Derivatives in a nutshell (Calculus Material 2)
Another way to solve Limits.
Introduction
Remember how I said in the previous post there are 3 other ways to solve limits? The third way is to use derivatives, which is a whole other can of worms in terms of material and content. That’s why it needs a seperate post instead of being clumped together in the limit post. Let’s get on with it shall we?
What are Derivatives?
Derivatives are basically where we try to measure the difference between spots. Do they go higher or lower or something else? There are 2 ways that I’m personally used to, which is the definitive way and the easy way. Let’s explain the easy way first, since it’s pretty much a shortcut that is easily understandable compared to the definitive way.
Easy Way
\[f'(x) = n*x^{n-1}\]What’s a n? The n here is basically the exponent in the function. Let’s say we have a function of x^2. The n here would be 2. Let’s apply this to an example like below:
Example:
\[\lim\limits_{x \to 1} 2x^2\]From the function above, the n would be 2. Now all we have to do is multiply the same function with that n and reduce the exponent n by 1 like below.

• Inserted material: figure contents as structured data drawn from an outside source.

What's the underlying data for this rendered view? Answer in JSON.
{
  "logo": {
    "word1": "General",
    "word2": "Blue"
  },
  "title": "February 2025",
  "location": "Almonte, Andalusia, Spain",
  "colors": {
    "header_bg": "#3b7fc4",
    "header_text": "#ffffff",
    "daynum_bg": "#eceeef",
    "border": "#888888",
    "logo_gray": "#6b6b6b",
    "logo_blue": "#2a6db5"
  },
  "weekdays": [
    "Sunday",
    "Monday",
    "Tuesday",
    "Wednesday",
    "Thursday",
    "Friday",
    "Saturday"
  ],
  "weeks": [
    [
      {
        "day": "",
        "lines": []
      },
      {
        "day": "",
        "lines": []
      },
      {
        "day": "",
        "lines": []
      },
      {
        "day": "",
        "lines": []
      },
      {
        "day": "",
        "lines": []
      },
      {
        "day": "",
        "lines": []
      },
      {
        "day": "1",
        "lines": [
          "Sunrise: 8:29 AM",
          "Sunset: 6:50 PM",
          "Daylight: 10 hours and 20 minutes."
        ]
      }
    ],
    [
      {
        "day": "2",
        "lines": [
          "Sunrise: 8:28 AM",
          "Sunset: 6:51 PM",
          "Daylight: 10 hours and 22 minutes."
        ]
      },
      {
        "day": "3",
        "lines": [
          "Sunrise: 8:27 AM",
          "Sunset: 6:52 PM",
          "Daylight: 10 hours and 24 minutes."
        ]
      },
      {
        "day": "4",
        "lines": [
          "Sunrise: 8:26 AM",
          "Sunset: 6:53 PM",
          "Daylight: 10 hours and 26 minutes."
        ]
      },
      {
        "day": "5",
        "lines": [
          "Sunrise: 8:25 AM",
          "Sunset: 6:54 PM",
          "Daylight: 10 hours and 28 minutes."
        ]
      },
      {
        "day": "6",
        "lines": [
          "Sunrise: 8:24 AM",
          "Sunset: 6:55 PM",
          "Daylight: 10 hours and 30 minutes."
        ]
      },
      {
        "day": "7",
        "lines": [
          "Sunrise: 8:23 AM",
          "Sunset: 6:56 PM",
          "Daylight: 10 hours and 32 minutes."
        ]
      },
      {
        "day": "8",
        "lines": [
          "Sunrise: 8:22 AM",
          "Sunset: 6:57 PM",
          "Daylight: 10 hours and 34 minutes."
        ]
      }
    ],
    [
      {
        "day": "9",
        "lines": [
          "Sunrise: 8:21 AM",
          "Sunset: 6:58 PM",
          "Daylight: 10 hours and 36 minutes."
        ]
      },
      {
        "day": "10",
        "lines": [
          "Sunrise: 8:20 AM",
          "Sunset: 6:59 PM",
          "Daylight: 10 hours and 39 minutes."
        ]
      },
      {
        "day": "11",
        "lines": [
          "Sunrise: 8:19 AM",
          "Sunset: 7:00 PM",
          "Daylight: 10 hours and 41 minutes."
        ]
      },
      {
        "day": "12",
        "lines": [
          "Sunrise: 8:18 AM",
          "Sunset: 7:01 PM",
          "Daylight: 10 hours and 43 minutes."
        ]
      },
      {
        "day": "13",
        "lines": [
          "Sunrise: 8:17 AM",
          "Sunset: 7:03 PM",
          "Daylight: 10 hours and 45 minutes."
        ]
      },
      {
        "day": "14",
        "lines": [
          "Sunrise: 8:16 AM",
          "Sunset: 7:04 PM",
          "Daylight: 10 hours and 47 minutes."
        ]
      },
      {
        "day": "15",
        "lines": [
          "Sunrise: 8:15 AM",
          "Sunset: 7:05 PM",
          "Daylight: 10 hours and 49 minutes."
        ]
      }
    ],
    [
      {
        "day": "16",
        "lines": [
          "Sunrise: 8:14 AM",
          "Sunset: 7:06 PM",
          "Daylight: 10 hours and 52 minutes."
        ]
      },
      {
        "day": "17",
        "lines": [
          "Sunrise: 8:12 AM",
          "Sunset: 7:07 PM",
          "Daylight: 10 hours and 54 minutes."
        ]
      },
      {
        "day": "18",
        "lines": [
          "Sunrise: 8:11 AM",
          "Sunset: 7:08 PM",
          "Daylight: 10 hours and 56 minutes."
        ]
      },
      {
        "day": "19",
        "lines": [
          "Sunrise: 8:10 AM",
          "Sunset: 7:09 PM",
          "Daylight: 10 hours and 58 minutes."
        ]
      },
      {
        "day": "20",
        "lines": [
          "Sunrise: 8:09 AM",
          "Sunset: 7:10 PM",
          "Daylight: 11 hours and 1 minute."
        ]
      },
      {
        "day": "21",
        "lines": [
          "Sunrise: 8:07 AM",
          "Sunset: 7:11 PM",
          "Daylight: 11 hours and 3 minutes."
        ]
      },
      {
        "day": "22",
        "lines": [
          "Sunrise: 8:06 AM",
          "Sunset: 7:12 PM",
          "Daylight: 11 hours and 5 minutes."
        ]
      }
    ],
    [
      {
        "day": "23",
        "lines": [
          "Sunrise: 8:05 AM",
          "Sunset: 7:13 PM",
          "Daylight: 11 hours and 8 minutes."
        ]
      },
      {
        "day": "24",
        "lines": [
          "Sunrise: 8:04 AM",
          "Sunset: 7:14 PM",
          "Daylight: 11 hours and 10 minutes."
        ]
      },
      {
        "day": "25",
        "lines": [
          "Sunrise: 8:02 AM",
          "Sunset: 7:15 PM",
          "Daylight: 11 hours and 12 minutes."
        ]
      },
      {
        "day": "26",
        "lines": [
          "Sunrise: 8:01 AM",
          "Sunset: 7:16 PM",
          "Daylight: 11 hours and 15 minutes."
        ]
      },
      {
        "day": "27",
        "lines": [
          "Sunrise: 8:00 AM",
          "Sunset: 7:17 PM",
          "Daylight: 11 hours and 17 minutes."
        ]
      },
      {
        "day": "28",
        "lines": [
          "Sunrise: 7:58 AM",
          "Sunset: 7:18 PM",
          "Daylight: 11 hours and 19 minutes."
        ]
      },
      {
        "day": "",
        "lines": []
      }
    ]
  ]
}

\[f'(x) = 2 \cdot 2x^{2 - 1}\] \[f'(x) = 4x^1\]Now, we can finally use the x from the limit :
\[f'(1) = 4 * 1 = 4\]Definitive Way
The definitive formula is as such :
\[f'(x) = \lim\limits_{h \to 0} \frac{f(x+h) - f(x)}{h}\]It means: “Find how much the function changes when x changes by a very tiny amount (h), and see what value that change approaches as h gets super close to 0.”
Example:
Let’s say:
\[f(x) = x^2\]Then, we just have to replace the f(x) in the formula with the function in our example, and the f(x+h) in the formula to our function if (x+h) is substituted into it like below :
\[f'(x) = \lim\limits_{h \to 0} \frac{(x + h)^2 - x^2}{h}\]Next, expand the top part of the fraction:
\[f'(x) = \lim\limits_{h \to 0} \frac{x^2 + 2xh + h^2 - x^2}{h}\]Remove the x^2:
\[f'(x) = \lim\limits_{h \to 0} \frac{2xh + h^2}{h}\]Factor out h:
\[f'(x) = \lim\limits_{h \to 0} (2x + h)\]Cancel out the h because h is to 0:
\[f'(x) = 2x\]Now we have the derivative. Pretty complicated honestly.
Random Fact!
When solving a derivative question, if we want to find a specific x on the derivative and the answer is larger than 0 (x > 0), that means the graph is going up on that x. If it’s smaller than 0 (x < 0), it’s the opposite. This will be useful in finding if the graph has a top peak or the minimum (bottom peak) for the derivative.
Comparison of Limit Solving Methods
| Method | When to Use | Example Problem |
|---|---|---|
| Direct Substitution | When plugging in the value doesn’t cause an error | lim as x→2 of (x + 1) = 3 |
| Factoring | When substitution gives 0/0 and the expression can be factored | lim as x→1 of (x² - 1)/(x - 1) = 2 |
| Derivatives | When it’s 0/0 and factoring fails or is hard (use L’Hôpital’s Rule) | lim as x→0 of sin(x)/x = 1 |
Conclusion
We explored 2 ways to solve limits with derivatives, which are :
- Easy Way - Easily understandable. Use this if you’re lazy
- Definitive Way - More complex but as the name says, it’s the more definitive way. Use this if explicitly mentioned in a question.
Understanding these techniques will help solve limits efficiently without relying on graphs all the time. Happy learning!